The Trump administration said on Tuesday that no major trading partner met its currency manipulation criteria but nine countries, including China, required close attention as Washington presses tariffs and negotiations to address trade deficits.
The Treasury Department, in a semi-annual report to Congress, said it reviewed the policies of an expanded set of 21 major U.S. trading partners and found that nine required close attention due to currency practices: China, Germany, Ireland, Italy, Japan, South Korea, Malaysia, Singapore, and Vietnam.
"No major U.S. trading partner met the relevant 2015 legislative criteria for enhanced analysis" as a currency manipulator, the department said in a statement.
President Donald Trump has imposed tariffs on $200 billion worth of Chinese imports and begun the process of imposing tariffs on another $300 billion in Chinese goods.

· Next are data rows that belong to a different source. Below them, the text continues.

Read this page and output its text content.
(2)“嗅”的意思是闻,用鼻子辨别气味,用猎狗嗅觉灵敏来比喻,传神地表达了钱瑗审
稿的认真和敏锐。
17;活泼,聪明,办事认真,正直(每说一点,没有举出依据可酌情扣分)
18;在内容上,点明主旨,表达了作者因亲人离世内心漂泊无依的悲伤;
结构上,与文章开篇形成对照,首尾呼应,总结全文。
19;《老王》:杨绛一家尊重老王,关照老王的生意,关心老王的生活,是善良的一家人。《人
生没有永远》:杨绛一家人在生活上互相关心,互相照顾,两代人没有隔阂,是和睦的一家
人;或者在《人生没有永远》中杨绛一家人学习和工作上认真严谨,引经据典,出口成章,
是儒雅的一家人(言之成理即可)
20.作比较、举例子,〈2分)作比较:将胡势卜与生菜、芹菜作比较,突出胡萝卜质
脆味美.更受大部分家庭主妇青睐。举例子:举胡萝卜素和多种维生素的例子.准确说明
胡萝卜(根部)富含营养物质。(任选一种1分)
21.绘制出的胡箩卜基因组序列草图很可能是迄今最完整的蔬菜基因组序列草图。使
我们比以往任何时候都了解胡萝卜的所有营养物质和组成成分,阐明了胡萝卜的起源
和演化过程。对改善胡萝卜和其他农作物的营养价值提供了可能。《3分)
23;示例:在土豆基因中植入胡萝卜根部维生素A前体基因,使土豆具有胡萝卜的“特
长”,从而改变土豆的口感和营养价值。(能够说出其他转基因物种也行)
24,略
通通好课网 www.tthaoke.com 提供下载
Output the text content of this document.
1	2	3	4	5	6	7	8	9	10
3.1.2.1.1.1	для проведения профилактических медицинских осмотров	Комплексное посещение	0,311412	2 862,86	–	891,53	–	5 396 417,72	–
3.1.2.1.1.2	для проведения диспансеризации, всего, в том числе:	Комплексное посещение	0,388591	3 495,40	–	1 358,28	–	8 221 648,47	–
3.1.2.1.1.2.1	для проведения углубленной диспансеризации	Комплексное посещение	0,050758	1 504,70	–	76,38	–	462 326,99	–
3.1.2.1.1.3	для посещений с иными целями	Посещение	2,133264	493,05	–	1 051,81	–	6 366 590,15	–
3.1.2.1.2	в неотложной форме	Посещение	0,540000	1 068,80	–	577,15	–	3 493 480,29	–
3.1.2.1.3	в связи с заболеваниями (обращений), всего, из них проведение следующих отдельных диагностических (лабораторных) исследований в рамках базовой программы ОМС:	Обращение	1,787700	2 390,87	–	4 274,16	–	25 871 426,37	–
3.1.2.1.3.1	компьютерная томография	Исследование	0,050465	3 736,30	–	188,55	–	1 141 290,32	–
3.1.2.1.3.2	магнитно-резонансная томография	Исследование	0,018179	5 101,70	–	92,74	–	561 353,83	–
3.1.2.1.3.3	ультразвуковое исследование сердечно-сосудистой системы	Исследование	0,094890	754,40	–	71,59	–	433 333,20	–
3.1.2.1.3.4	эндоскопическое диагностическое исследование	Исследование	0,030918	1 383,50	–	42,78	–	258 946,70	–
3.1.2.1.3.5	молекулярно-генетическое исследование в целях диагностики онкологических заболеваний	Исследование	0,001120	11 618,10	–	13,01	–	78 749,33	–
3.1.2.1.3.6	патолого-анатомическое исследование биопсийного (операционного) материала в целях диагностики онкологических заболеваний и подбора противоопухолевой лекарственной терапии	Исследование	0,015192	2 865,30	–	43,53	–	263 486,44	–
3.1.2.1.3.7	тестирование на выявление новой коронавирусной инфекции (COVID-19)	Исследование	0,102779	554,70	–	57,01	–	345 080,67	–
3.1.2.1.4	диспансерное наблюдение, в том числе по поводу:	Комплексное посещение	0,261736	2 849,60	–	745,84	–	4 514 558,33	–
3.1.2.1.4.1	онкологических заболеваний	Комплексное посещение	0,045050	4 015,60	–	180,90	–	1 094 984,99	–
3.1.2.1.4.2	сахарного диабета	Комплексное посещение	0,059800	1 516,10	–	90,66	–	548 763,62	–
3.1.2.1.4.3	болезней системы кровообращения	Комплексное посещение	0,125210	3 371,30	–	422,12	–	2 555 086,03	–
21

Talks to end the trade dispute between the two countries collapsed earlier this month, with the two sides in a stalemate over U.S. demands that China change its policies to address a number of key U.S. grievances, including theft of intellectual property and subsidies for state enterprises.
The Treasury Department said Washington believes direct foreign exchange intervention by the People's Bank of China has been limited in the past year.
"Treasury will continue its enhanced bilateral engagement with China regarding exchange rate issues, given that the RMB (yuan) has fallen against the dollar by 8 percent over the last year in the context of an extremely large and widening bilateral trade surplus," Secretary Steven Mnuchin said in the statement.
China needs to aggressively address market-distorting forces, including subsidies and state-owned enterprises, the Treasury statement said. Improved economic fundamentals would support a stronger yuan and help reduce China’s trade surplus with the United States, it said.